We have an amazing tech support. She’s fantastic. My first day, we had a little bit of rehearsal and the team took me through all the things that I would be working with. Splints and clamps, and I got a whole set of clamps to go home and practice with, so that’s been great. Double-checking on pronunciations of certain medications and medical terms. So, yeah, that’s been great, that’s been wonderful. Will I be able to set your arm out in the field? I really don’t think so. That’s not my job, though. My job is to make it look as though I can. I still have people asking me for legal advice, and I’m like, “I can’t help you. Can’t do it.”

As an actor you have no control over how your work does when it’s released. How disappointing was it that Pearson only got one season?

That broke my heart. It was beyond disappointing. I honestly believed with all of my heart that we would get two. I wasn’t looking for five or seven, or the runaway success that Suits had. Of course, I was hopeful, but I know that that’s lightning in a bottle and so you just have to be prepared for whatever it might be. But we did plan out two season’s worth of story. We had two season’s worth of story to tell, and it really did feel like we just got cut way too soon. Because there was a button at the end of the two, there was a way to tell the story and evolve into what the next phase was going to be, and really put a bow on this character who I had lived with for so long, who I really do feel deserved a platform. I just feel still that she’s such a fascinating entity.
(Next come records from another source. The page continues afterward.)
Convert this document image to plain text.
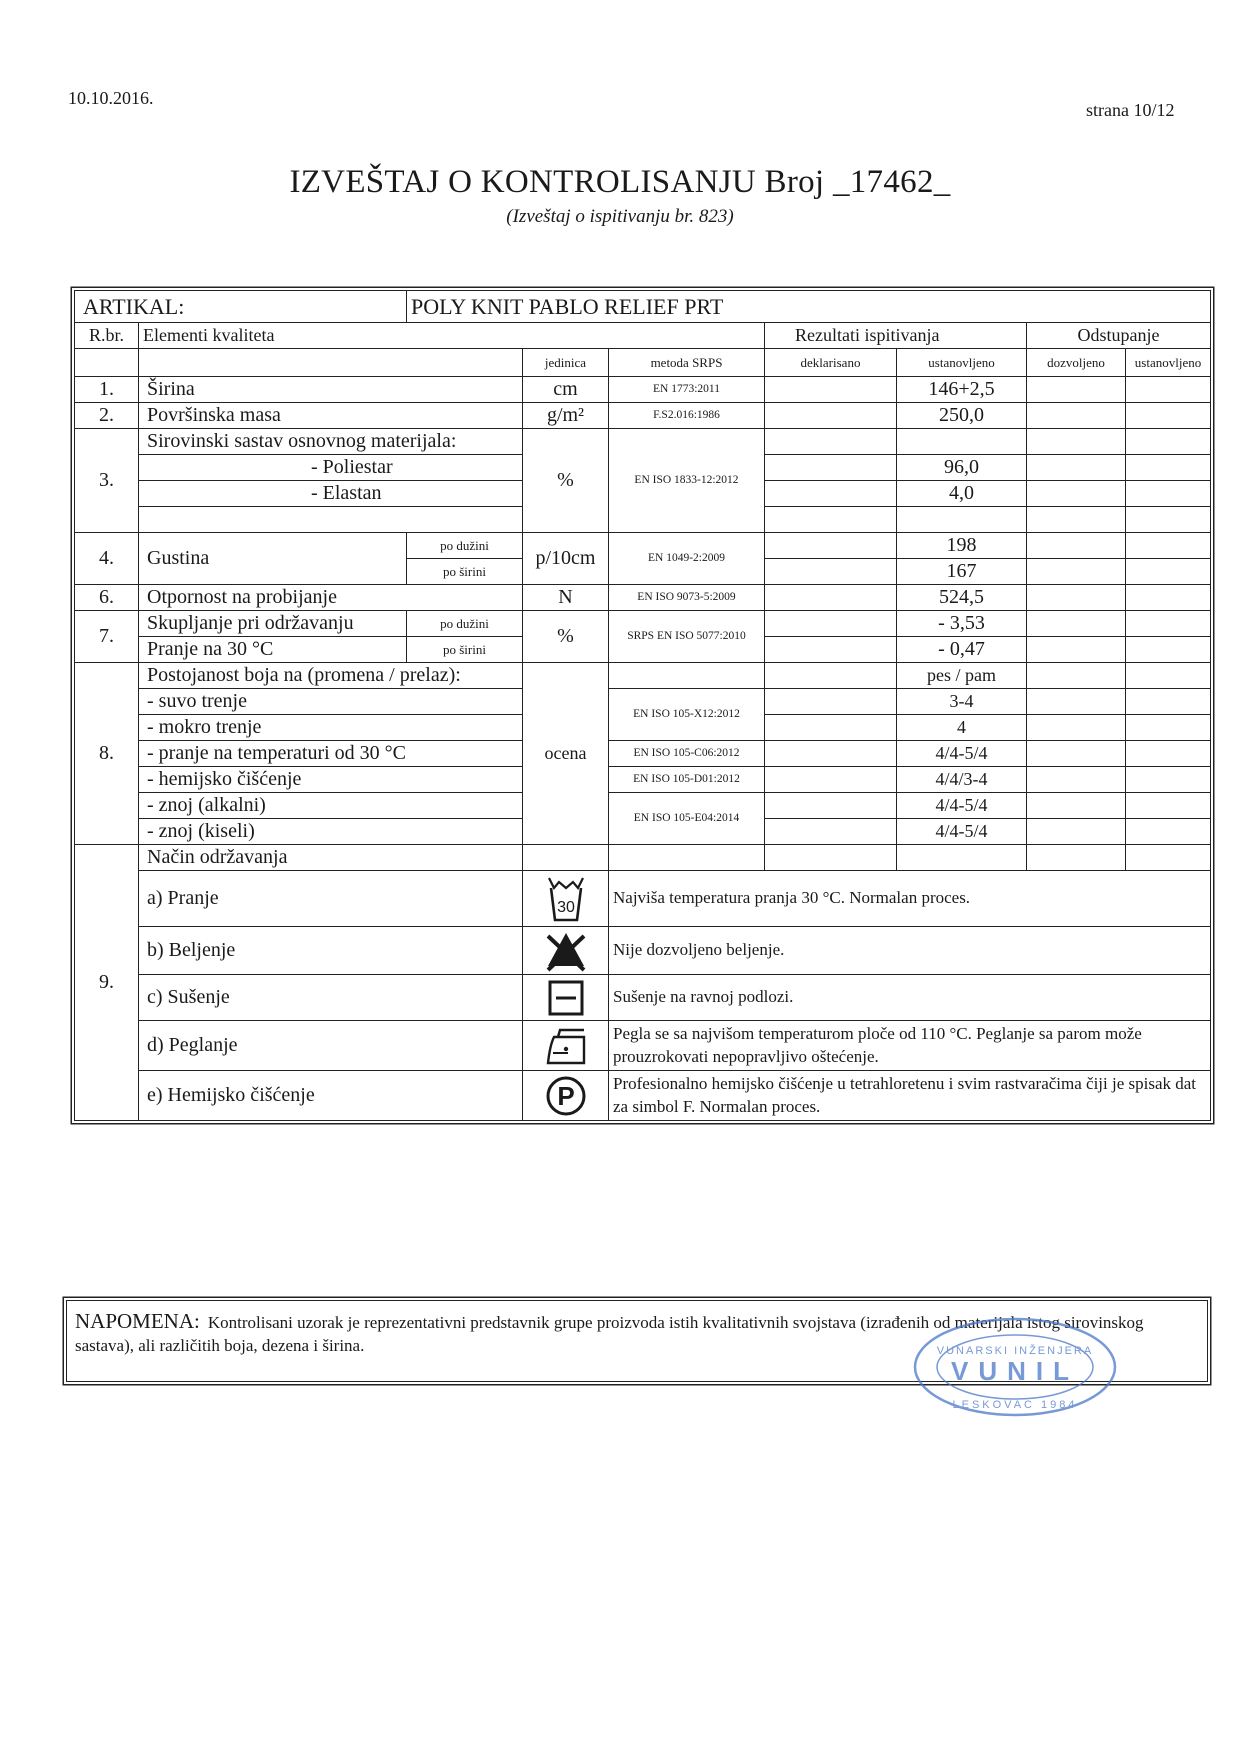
10.10.2016.
strana 10/12
IZVEŠTAJ O KONTROLISANJU Broj _17462_
(Izveštaj o ispitivanju br. 823)
ARTIKAL:		POLY KNIT PABLO RELIEF PRT						
R.br.	Elementi kvaliteta				Rezultati ispitivanja		Odstupanje	
			jedinica	metoda SRPS	deklarisano	ustanovljeno	dozvoljeno	ustanovljeno
1.	Širina		cm	EN 1773:2011		146+2,5		
2.	Površinska masa		g/m²	F.S2.016:1986		250,0		
3.	Sirovinski sastav osnovnog materijala:		%	EN ISO 1833-12:2012				
	- Poliestar					96,0		
	- Elastan					4,0		

4.	Gustina	po dužini	p/10cm	EN 1049-2:2009		198		
		po širini				167		
6.	Otpornost na probijanje		N	EN ISO 9073-5:2009		524,5		
7.	Skupljanje pri održavanju	po dužini	%	SRPS EN ISO 5077:2010		- 3,53		
	Pranje na 30 °C	po širini				- 0,47		
8.	Postojanost boja na (promena / prelaz):		ocena			pes / pam		
	- suvo trenje			EN ISO 105-X12:2012		3-4		
	- mokro trenje					4		
	- pranje na temperaturi od 30 °C			EN ISO 105-C06:2012		4/4-5/4		
	- hemijsko čišćenje			EN ISO 105-D01:2012		4/4/3-4		
	- znoj (alkalni)			EN ISO 105-E04:2014		4/4-5/4		
	- znoj (kiseli)					4/4-5/4		
9.	Način održavanja							
	a) Pranje		30	Najviša temperatura pranja 30 °C. Normalan proces.				
	b) Beljenje			Nije dozvoljeno beljenje.				
	c) Sušenje			Sušenje na ravnoj podlozi.				
	d) Peglanje			Pegla se sa najvišom temperaturom ploče od 110 °C. Peglanje sa parom može prouzrokovati nepopravljivo oštećenje.				
	e) Hemijsko čišćenje		P	Profesionalno hemijsko čišćenje u tetrahloretenu i svim rastvaračima čiji je spisak dat za simbol F. Normalan proces.				
NAPOMENA: Kontrolisani uzorak je reprezentativni predstavnik grupe proizvoda istih kvalitativnih svojstava (izrađenih od materijala istog sirovinskog sastava), ali različitih boja, dezena i širina.
VUNIL
VUNARSKI INŽENJERA
LESKOVAC 1984
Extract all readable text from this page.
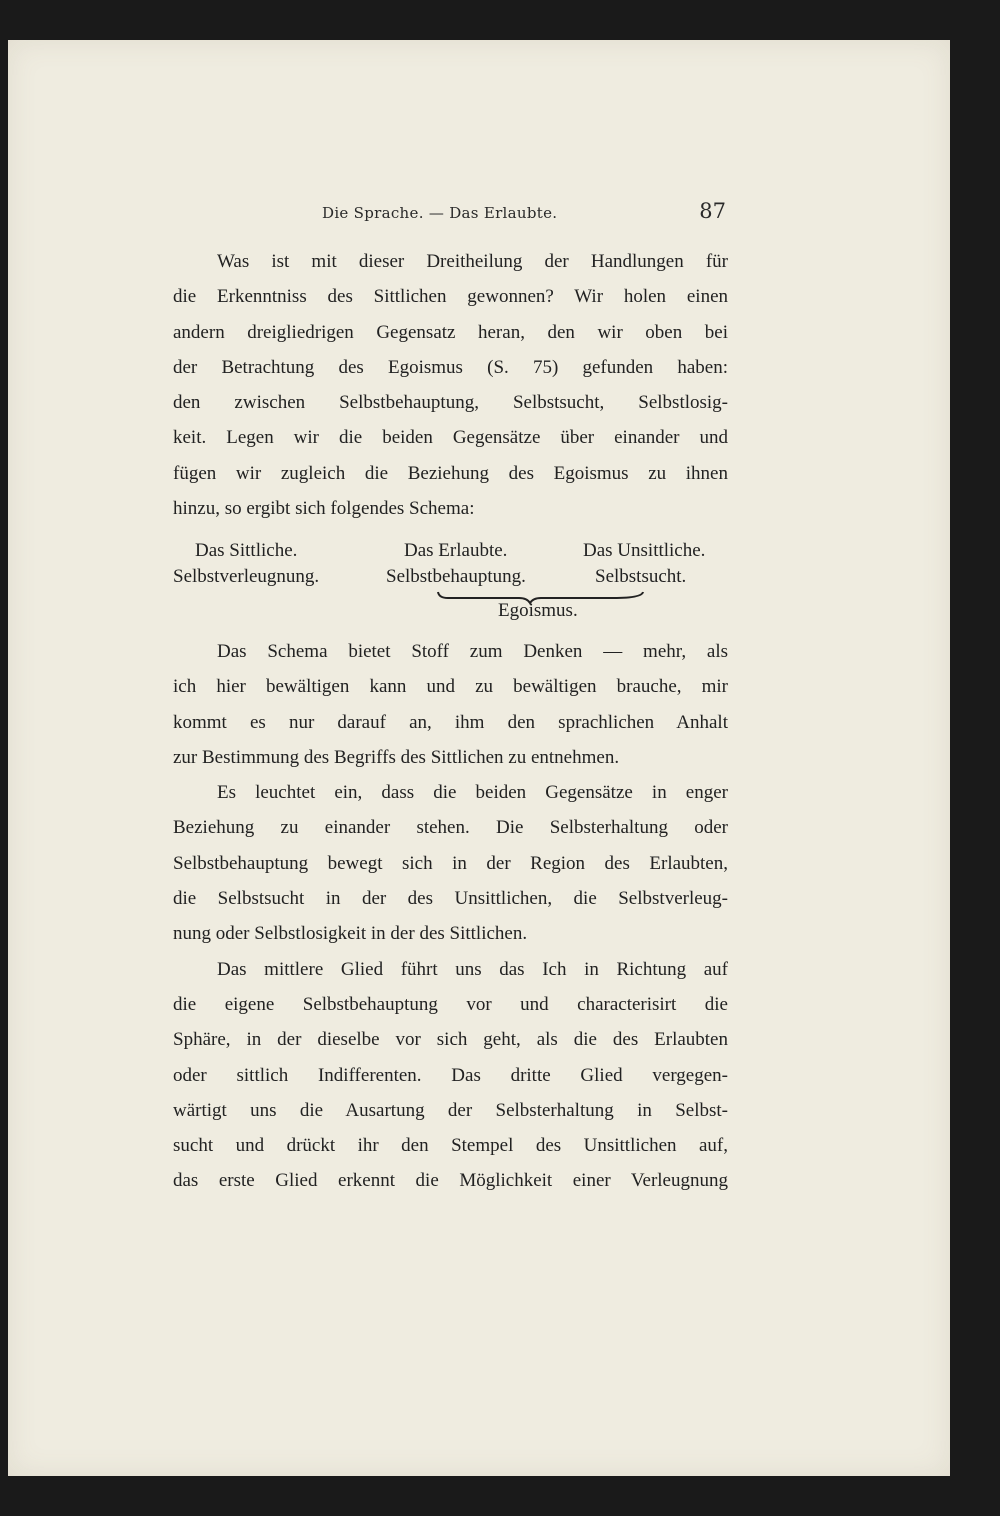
Die Sprache. — Das Erlaubte.	87
Was ist mit dieser Dreitheilung der Handlungen für
die Erkenntniss des Sittlichen gewonnen? Wir holen einen
andern dreigliedrigen Gegensatz heran, den wir oben bei
der Betrachtung des Egoismus (S. 75) gefunden haben:
den zwischen Selbstbehauptung, Selbstsucht, Selbstlosig-
keit. Legen wir die beiden Gegensätze über einander und
fügen wir zugleich die Beziehung des Egoismus zu ihnen
hinzu, so ergibt sich folgendes Schema:
Das Sittliche.	Das Erlaubte.	Das Unsittliche.
Selbstverleugnung.	Selbstbehauptung.	Selbstsucht.
Egoismus.
Das Schema bietet Stoff zum Denken — mehr, als
ich hier bewältigen kann und zu bewältigen brauche, mir
kommt es nur darauf an, ihm den sprachlichen Anhalt
zur Bestimmung des Begriffs des Sittlichen zu entnehmen.
Es leuchtet ein, dass die beiden Gegensätze in enger
Beziehung zu einander stehen. Die Selbsterhaltung oder
Selbstbehauptung bewegt sich in der Region des Erlaubten,
die Selbstsucht in der des Unsittlichen, die Selbstverleug-
nung oder Selbstlosigkeit in der des Sittlichen.
Das mittlere Glied führt uns das Ich in Richtung auf
die eigene Selbstbehauptung vor und characterisirt die
Sphäre, in der dieselbe vor sich geht, als die des Erlaubten
oder sittlich Indifferenten. Das dritte Glied vergegen-
wärtigt uns die Ausartung der Selbsterhaltung in Selbst-
sucht und drückt ihr den Stempel des Unsittlichen auf,
das erste Glied erkennt die Möglichkeit einer Verleugnung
You have a nice list of achievements with your career and your daughter. What is left for you to accomplish? Do you have new goals at this age?

Of course. You never stop having goals, you never stop dreaming. That’s what makes you old, that’s what puts you out to pasture, is your own limitations. I want to continue to produce, I want to continue to tell stories that don’t just interest me but what I believe probably interests other people.

Is there a lesson in life that you were taught that took you a long time to unlearn? Maybe something from your parents, who think they know best?

You mean like walking barefoot is going to give me a cold? Debunking stuff like that? The walking barefoot thing was big for me. I don’t know if that’s a Caribbean thing, but walking barefoot is like the root of all kinds of evil, from catching a cold to really bad menstrual cramps, which is a whole other thing.

I would say that we get advice from our parents that works both ways; you either grow out of it or you grow into it. Because their minds and their world start to make more sense to you as you grow up. Then the world changes as well. The rules are different.

What is it you don’t have in your life right now that you wish you did?

Certainty. Of course, I would love to have certainty, especially in such uncertain times. But then what’s the surprise in that? What’s the fun in that?